Principal Investigator: Elaine Tierney

This study seeks to reactivate the following protocols under one new RPN during the post-study analyses phase of these studies: 04-06-03, 99-04-06-02, 99-05-14-01, and 01-04-16-04.

Due in part to recent developments regarding the etiology of autism, this study seeks to use archived serum samples (collected as part of RPN # 99-04-06-03) for examination of cytokine profile and copper:zinc ratio of 101 subjects with autism who participated in the U.S. RUPP AUTISM Risperidone trial (n = 23 screened with 15 randomized at K.K.I.).

Since the conclusion of the study, additional reports have been developed from these samples and several more are in preparation. We still have remaining samples that could be used to further examine leads that have emerged since we completed the trial. 

We also wish to obtain an Alteration or waiver of informed consent. The consent form for # 99-04-06-03 noted that the purpose of the blood test was to examine the association of specific genes with drug response and for safety purposes (e.g., serum prolactin), but did not specifically list cytokine profile and copper:zinc ratio testing as we are just now realizing may produce significant information. 
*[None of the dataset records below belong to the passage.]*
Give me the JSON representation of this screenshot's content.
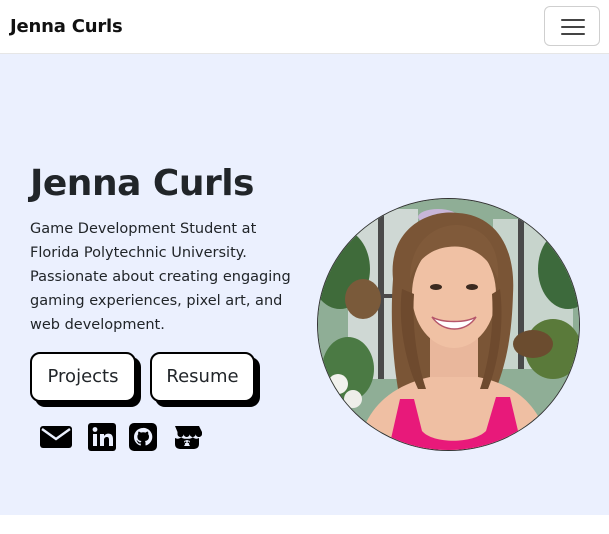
{
  "navbar": {
    "brand": "Jenna Curls",
    "toggler_icon": "hamburger-menu-icon"
  },
  "hero": {
    "title": "Jenna Curls",
    "description": "Game Development Student at Florida Polytechnic University. Passionate about creating engaging gaming experiences, pixel art, and web development.",
    "buttons": {
      "projects": "Projects",
      "resume": "Resume"
    },
    "social_icons": [
      "email-icon",
      "linkedin-icon",
      "github-icon",
      "itch-io-icon"
    ],
    "photo_icon": "profile-photo"
  },
  "colors": {
    "hero_background": "#ebf0fe",
    "text": "#212529",
    "button_shadow": "#000000",
    "photo_accent_pink": "#e8197a"
  }
}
Please note: Throughout the study, these blood samples were sent to UCLA within 24 hours of their collection. The samples KKI sent to UCLA included the subject number, initials, sample collection date and date of birth only. As part of the original protocol, these samples were sent from UCLA to Yale University for analyses and storage in their freezer. 

The stored samples are documented by ID number only. The data set includes the same ID number, subject initials and date of birth (to calculate age) only. No new subjects will be seen as part of this protocol.